La verdad es que, como nunca hace caca fuera de casa, me pilló muy desprevenida. Tendría que haber ido al baño del restaurante, cosa que hice después para limpiarle mejor y lavarme las manos, pero la inexperiencia tiene estas cosas… La próxima vez iré más preparada, tanto para limpiarle a él como para dejarlo todo como lo encontramos. No es plan de criticar a los dueños de los perros que dejan excrementos por toda la ciudad y después yo hacer lo mismo con un bebé. ¡Ay!

Supongo que es sólo una anécdota que viene a ilustrar que cada vez avisa más, aunque no hable, y que su cuerpo ha cambiado y es él el que va tomando la iniciativa cuando siente las ganas. De hecho, muchas mañanas ya no le gusta sentarse tranquilito en el orinal y simplemente hay que estar pendiente de si se pone a empujar o a avisar en algún momento imprevisible del día. Esto lo veo como algo positivo, ya que se trata de que algún día no tenga que ser yo la que le recuerde que tiene que ir al servicio.

Durante este mes he visto como sus músculos se han ido haciendo más fuertes y esto le ha dado mayor control sobre su cuerpo. Sigue gateando y, aunque todavía no anda sin mi ayuda, se queda de pie sin apoyos cada vez más y camina todo el día por las paredes y muebles que va encontrando en su camino. Veo como queda atrás una etapa y, aunque suene cursi me gusta pensar que dentro de poco estaré corriendo detrás de él. ¡Qué ganas! Sí, ya sé que será cansado pero dejadme que me flipe un poco…

Como vi que mojábamos muy pocos pañales (le llevaba sólo con el absorvente sin el cobertor impermeable), hace tres semanas me decidí a comprar unos calzoncillos y probar a ver qué tal. Me costó encontrar de su talla pero al final vi que existen unas “braguitas” que la gente usa para ponerlas por encima del pañal.

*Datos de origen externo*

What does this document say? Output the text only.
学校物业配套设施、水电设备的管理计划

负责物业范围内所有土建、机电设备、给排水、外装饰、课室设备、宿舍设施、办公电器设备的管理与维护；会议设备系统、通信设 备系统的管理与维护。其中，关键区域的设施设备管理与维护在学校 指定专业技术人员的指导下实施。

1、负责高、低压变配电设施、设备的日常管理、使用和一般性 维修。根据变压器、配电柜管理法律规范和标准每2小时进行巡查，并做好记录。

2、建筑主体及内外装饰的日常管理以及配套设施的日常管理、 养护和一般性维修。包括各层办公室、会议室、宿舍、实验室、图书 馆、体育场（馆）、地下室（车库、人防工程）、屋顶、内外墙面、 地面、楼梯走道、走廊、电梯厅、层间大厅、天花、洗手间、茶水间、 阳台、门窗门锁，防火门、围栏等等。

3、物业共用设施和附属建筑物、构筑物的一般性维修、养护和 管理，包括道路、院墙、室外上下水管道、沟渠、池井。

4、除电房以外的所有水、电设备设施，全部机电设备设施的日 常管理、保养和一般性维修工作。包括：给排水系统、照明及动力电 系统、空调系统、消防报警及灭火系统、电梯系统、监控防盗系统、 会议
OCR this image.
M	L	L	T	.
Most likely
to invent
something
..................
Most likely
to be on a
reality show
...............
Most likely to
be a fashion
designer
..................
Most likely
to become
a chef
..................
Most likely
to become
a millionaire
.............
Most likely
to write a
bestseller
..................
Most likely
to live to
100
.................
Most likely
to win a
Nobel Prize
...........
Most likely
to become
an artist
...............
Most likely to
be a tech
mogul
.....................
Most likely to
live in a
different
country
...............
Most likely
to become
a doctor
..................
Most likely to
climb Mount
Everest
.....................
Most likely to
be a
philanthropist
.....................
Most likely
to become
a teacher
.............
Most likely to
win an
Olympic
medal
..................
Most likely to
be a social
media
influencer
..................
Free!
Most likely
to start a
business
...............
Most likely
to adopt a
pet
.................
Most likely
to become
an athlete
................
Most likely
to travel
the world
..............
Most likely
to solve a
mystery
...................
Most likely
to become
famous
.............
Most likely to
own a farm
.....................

Le compré la talla de 12 meses porque pensé que al usarlo sin pañal darían más talla. ¡Y qué maravilla! Me encanta verle tan fresquito. Ahora hemos comprado más calzoncillos, unos muy graciosos en una mercería de toda la vida del barrio, parecidos a los slip de abuelo, pero para niños de dos años y, aunque le quedan un poco grandes, son cómodos, mucho más cómodos que un pañal.

Ha habido días en los que hemos mojado varios calzoncillos y pantalones pero son más los días en los que puede estar todo el día con el mismo. Por si acaso, en el carrito he puesto un impermeable y encima una toalla. En el Meitai obviamente no he puesto nada pero todavía no ha habido “accidentes”. ¿Será que la posición vertical le permite más control?

Me he dado cuenta de que algunos días en los que se hace mucho pis encima es porque está con los dientes (babeando mucho, tocándose la encía), pero la mayor parte del tiempo, sobre todo si estamos fuera de casa y le voy poniendo en arbolitos, puedo mantenerle seco. No siempre es así, claro. El otro día fuimos a la piscina y, aunque me llevé el “taper-orinal”, se negó a hacerlo allí e hizo pis desnudo varias veces en el suelo. ¡Glups!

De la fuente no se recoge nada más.